I usually think of borscht as a winter soup for dark and dreary days. I guess I don’t usually think about borscht at all, actually, but this one popped out at me from a charity shop find that includes a soup for every day of the year.
This version is a surprisingly fresh-yet-complex adaptation that hits all the right chords for a September meal.
I believe that early season beets, emerging in June and July, should be enjoyed with very little fuss and as fresh from the garden as possible. Despite my almost complete aversion to all-things-vegetable as a child, I always enjoyed the first golden beets of the year, simmered whole, served in a small dish beside each plate with only a bit of melting butter and a sprinkle of salt. This was the only way I would eat beets growing up (many congratulations to my parents who made these gems seem like candy of the garden – I was sold, and I suspect they were grinning widely), and I still feel that if you’ve got small, firm spheres fresh from the garden, you should just go ahead and eat them as they are.
But we’re a little further into the season, and now I feel ready to integrate beets into other recipes. In fact, beets are still one of my favorite vegetables, so it’s a bit surprising to me that I’ve never made a borscht before. I guess I’ve always been mystified by what it really meant – beets, sure, but are we including cabbage, beans, potatoes, ‘gelatinous beef stock‘? Wasn’t this the stuff of school lunch nightmares?
Not for me, thanks. And yet… this recipe is a simple and wonderful soup that is perfect for September. Tomatoes are still emerging from the gardens (or the greenhouses, for those of us in cooler climates), but it’s time to start incorporating some of the heartier vegetables as the evenings get chillier. September straddles the remaining summer with the oncoming autumn, often in one day, and this soup will fit into both seasons nicely.
Adapted slightly from A Soup for Every Day, New Covent Garden Food Co.

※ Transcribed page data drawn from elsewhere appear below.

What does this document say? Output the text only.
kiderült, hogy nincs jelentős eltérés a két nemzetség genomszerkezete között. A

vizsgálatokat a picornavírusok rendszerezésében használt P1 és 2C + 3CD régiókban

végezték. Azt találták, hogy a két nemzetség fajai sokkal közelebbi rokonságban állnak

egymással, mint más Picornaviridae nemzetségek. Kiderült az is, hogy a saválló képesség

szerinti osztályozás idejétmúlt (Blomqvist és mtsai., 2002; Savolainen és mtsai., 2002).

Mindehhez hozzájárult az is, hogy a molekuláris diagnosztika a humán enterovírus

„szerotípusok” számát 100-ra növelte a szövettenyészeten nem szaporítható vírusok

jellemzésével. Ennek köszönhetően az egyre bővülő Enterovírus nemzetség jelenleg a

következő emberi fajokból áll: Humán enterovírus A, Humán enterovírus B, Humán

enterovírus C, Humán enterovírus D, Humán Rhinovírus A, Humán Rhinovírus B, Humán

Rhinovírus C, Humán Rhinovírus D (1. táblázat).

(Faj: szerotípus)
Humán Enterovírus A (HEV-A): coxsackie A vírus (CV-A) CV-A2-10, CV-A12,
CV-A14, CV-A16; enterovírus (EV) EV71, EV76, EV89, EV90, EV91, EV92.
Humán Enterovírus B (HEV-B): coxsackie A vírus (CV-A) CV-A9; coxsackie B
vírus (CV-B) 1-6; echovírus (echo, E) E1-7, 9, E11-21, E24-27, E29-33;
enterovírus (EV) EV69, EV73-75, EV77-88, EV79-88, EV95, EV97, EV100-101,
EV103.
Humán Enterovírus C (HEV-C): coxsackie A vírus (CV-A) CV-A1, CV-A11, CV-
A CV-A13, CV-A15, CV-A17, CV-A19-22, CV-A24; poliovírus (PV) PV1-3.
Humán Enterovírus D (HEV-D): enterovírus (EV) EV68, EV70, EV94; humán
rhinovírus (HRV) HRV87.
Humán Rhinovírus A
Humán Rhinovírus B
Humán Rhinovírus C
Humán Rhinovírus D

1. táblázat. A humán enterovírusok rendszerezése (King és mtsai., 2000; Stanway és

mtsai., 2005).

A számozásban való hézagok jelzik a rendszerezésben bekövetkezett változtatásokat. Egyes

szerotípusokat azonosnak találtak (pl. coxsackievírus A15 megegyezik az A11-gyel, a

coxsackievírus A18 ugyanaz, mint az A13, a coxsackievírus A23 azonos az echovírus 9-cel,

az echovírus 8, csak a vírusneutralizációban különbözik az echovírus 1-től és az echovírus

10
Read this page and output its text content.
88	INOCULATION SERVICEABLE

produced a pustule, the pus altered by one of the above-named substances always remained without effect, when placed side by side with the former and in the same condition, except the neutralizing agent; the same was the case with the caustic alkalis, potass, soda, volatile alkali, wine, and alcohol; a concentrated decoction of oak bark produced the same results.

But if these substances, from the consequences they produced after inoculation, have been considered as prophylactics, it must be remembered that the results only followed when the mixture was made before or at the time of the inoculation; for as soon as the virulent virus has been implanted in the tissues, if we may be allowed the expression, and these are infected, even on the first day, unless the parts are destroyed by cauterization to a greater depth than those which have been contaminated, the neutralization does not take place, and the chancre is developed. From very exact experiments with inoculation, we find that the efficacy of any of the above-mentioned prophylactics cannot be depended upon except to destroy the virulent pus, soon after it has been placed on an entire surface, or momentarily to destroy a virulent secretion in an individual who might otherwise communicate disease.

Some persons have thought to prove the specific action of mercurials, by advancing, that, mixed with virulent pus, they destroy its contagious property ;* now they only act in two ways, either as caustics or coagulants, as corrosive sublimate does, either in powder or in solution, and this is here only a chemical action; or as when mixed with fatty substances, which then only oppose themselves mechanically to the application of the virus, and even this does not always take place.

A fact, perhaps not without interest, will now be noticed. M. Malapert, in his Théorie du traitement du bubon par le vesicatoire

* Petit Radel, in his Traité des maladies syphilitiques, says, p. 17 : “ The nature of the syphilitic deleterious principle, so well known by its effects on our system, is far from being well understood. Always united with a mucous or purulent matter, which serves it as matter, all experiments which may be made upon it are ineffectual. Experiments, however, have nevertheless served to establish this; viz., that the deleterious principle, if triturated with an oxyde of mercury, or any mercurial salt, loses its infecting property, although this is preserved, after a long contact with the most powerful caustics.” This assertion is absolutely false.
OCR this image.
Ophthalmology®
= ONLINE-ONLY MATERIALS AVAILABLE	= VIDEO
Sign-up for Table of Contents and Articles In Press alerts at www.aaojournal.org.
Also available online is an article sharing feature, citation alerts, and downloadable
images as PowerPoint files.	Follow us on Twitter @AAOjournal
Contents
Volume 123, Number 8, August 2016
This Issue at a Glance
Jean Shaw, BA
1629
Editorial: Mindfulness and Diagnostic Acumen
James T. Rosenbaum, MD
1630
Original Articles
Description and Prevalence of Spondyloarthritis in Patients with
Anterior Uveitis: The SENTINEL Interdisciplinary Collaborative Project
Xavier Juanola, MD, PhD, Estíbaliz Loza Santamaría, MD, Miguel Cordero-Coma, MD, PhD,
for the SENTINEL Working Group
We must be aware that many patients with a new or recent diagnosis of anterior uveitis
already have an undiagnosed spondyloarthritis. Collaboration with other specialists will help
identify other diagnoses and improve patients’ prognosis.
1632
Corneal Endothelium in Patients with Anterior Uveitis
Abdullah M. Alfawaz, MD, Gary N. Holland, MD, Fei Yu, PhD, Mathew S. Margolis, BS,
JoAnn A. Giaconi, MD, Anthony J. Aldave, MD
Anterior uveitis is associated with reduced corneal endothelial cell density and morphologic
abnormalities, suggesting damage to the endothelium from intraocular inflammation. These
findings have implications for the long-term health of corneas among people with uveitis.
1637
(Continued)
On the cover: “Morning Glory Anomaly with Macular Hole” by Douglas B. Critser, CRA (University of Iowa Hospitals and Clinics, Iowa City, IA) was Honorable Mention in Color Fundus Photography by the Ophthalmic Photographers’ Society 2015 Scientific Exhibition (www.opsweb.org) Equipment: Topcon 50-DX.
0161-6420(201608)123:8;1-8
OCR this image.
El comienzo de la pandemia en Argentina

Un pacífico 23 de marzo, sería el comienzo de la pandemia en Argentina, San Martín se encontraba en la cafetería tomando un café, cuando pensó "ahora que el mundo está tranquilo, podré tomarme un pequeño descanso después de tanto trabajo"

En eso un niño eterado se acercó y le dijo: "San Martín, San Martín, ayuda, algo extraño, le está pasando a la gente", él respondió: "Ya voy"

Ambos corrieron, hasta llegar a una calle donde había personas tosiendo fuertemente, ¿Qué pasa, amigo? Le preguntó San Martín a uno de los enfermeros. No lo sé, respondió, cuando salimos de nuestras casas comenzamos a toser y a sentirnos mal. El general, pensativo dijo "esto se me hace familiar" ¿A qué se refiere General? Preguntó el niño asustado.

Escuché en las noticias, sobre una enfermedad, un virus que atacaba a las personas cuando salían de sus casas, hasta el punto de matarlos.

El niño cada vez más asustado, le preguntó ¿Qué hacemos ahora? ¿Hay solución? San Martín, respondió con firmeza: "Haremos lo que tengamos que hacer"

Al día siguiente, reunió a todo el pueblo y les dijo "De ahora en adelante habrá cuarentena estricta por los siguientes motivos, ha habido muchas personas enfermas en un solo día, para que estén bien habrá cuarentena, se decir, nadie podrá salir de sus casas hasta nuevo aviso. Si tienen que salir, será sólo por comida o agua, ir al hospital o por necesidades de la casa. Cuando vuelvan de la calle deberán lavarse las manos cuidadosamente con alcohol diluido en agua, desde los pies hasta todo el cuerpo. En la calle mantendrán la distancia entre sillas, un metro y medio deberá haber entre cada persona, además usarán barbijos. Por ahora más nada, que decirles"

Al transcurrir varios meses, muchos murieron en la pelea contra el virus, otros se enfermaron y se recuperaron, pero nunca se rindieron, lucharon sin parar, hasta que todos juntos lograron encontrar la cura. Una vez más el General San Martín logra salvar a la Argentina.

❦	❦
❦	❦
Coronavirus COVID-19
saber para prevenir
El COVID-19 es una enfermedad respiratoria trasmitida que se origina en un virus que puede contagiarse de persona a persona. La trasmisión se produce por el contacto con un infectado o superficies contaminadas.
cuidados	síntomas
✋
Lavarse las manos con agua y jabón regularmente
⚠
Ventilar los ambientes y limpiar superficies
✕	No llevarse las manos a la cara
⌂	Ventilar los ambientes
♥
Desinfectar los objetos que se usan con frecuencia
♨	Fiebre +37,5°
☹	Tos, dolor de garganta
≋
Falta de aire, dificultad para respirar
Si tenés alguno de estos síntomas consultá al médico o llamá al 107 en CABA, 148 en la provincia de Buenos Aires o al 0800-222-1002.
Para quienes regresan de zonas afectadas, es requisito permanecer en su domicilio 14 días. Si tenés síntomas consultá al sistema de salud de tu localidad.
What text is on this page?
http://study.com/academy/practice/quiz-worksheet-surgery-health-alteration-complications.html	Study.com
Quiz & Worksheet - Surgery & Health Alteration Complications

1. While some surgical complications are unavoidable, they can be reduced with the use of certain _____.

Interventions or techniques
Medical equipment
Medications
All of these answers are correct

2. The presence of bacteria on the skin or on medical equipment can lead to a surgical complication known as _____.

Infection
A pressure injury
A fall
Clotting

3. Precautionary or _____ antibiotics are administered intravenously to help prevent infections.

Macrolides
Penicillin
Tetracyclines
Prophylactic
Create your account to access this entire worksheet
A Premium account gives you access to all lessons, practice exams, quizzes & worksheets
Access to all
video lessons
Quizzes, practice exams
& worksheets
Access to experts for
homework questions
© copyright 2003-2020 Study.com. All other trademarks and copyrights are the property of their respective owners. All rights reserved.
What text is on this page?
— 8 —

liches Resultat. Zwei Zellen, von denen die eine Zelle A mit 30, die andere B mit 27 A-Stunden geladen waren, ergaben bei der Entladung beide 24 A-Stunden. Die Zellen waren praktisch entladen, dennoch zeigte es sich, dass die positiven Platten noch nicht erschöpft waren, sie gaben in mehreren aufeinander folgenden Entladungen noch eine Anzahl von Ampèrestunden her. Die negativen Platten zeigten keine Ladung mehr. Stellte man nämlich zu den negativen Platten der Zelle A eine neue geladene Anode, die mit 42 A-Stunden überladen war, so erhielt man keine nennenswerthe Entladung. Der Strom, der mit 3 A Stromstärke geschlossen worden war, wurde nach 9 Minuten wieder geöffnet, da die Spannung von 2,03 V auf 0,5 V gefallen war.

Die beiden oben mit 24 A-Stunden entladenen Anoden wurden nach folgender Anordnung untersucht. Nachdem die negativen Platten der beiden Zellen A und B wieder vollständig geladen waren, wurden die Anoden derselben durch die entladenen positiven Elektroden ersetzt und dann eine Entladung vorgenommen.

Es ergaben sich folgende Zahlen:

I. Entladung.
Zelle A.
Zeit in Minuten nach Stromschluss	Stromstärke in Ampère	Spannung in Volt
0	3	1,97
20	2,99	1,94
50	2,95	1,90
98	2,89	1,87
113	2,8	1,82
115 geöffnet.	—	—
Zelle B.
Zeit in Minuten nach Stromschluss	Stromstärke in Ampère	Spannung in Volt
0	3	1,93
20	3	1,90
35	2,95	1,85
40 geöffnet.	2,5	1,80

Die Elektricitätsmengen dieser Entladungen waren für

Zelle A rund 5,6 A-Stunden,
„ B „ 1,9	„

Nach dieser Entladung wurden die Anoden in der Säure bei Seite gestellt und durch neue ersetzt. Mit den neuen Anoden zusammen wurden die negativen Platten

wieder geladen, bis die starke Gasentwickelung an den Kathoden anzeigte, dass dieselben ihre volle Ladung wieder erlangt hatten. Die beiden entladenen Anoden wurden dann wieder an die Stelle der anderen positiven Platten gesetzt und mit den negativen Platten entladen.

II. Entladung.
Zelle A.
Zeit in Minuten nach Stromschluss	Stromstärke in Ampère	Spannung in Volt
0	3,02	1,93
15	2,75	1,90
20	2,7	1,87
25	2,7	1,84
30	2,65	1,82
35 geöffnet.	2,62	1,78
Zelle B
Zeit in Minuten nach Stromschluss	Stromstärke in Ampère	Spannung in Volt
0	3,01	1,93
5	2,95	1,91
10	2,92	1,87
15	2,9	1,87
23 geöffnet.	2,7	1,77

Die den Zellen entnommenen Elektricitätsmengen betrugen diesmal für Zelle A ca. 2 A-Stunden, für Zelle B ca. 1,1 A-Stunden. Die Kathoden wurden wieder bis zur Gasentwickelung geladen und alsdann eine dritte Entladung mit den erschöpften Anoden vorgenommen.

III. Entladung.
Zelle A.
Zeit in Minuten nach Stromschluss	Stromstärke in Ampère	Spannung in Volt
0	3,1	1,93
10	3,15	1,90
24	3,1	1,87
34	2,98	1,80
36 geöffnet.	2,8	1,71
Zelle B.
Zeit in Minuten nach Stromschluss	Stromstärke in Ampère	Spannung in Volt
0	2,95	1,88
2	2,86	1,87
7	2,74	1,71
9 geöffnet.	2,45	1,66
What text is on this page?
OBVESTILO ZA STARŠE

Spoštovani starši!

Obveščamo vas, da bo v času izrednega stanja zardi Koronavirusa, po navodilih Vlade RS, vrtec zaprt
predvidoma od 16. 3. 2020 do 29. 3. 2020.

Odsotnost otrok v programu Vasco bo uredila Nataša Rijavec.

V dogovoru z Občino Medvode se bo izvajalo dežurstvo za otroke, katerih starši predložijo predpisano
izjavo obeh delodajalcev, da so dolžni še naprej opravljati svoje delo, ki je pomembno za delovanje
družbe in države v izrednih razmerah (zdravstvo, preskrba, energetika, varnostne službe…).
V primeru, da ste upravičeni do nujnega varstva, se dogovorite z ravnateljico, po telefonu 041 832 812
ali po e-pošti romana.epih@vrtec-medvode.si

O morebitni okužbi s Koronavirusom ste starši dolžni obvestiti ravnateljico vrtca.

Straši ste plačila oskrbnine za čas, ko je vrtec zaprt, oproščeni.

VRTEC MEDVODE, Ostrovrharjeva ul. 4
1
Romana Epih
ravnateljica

This can be served warm or cold, making it perfect for September, a month that likes to change its mind by the day. We served ours with a dollop of Greek yogurt and fresh coriander, which adds a wonderful creaminess and welcome brightness.
1 small onion, finely chopped
1 garlic clove, finely sliced
225g raw beets (beetroot), grated
1 teaspoon ground cumin
1/2 teaspoon ground cinnamon
225g fresh ripe tomatoes, roughly chopped
275ml tomato juice
1 Tablespoon tomato purée
575ml vegetable stock
1 Tablespoon soy sauce
Fresh coriander (cilantro), roughly chopped
Melt the butter in a large saucepan, add the onion, garlic and beets, stirring to distribute evenly. Cover and cook gently for 10 minutes, without browning the vegetables.
Once the vegetables have softened, add the cumin, cinnamon, tomatoes, tomato juice, tomato purée and vegetable stock. Cover and simmer gently for 15 minutes, until all the vegetables are tender.
Remove from heat and add soy sauce. Taste and season further if desired (I found this was just right each time we’ve made it).
Blend until smooth with an immersion blender, or transfer carefully to a standing blender. The soup can be served chilled or hot, so reheat as desired.
Serve on its own or with a dollop of yogurt and fresh coriander.